What is the relevance of genetic testing in the gluten-free world?

When a family member has been diagnosed with celiac disease, first degree relatives of those who have been diagnosed (children, parents, siblings) have a significantly higher chance of developing the condition, with prevalence ranging from 4% to 16%. In second degree relatives (uncles, aunts, nephews, nieces, grandparents, grandchildren, half siblings), the prevalence is about 2.5%. 

Since these relatives have a higher chance of developing celiac disease, some may wish to find out whether they do carry the related genes. If so, then the results signal that celiac disease could potentially develop at some point in their lives. If an individual does not carry the genes, they know that it is virtually impossible for them to develop the condition in the future.  
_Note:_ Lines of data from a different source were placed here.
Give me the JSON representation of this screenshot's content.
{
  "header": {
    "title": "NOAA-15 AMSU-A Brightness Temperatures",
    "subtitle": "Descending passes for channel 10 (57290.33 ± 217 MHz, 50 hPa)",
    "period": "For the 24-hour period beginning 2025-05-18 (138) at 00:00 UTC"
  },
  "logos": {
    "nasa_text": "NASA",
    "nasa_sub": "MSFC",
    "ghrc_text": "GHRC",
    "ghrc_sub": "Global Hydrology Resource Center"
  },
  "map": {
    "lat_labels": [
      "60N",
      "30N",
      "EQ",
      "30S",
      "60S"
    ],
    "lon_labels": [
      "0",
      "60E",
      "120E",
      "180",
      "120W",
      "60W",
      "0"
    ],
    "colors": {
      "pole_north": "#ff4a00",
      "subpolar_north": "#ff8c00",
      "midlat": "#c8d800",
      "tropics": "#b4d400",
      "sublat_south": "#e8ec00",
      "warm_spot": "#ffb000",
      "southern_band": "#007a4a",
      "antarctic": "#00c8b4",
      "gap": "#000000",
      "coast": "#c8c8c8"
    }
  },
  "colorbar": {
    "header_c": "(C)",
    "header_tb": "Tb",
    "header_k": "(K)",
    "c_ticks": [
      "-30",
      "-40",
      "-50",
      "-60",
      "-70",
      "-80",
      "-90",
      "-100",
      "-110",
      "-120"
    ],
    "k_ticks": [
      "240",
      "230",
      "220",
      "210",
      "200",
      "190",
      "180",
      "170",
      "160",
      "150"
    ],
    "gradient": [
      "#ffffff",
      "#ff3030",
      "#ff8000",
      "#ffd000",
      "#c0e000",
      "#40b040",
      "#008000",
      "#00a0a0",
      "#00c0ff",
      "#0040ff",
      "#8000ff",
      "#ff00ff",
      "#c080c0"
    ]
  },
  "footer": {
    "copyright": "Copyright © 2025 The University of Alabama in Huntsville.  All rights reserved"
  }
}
Genetic testing is applicable to celiac disease since there is a genetic component to the condition. Non-celiac gluten sensitivity (NCGS), on the other hand, is not thought to have a genetic component, although it is a condition that warrants further research. Without having the genes associated with celiac disease, it is virtually impossible to develop the condition.  

Genetic testing can be especially useful to parents who have celiac disease and want to know whether their children have the potential to develop the condition. Positive genetic tests tell them that monitoring should be ongoing (see Celiac Disease Testing in Children). Negative tests would mean that no further screening is necessary. 

There are two main scenarios that could warrant screening for genes associated with celiac disease: 

1) If a person has stopped eating gluten before having the antibody screening tests for celiac disease. It is always advisable that testing for celiac disease be done before giving up gluten, but this does not always happen. Once a person feels better after becoming gluten-free, they are often reluctant to re-introduce gluten, so the diagnostic screening tests for celiac disease may not provide meaningful results. 

2) Undergoing genetic testing for celiac disease can tell these individuals the following: If the test is positive, they know that they could have celiac disease. Since about a third of the general population carries the genes, but only one percent develops celiac disease, having the genes does not mean that celiac disease will necessarily develop. The test is more informative if it is negative: negative results tell a person that it is virtually impossible that they have, or will develop, celiac disease. 

Note: The test doesn’t shed any light on whether or not a person has non-celiac gluten sensitivity (NCGS). The first step to diagnosing NCGS is generally to rule out other possible causes of symptoms, including celiac disease.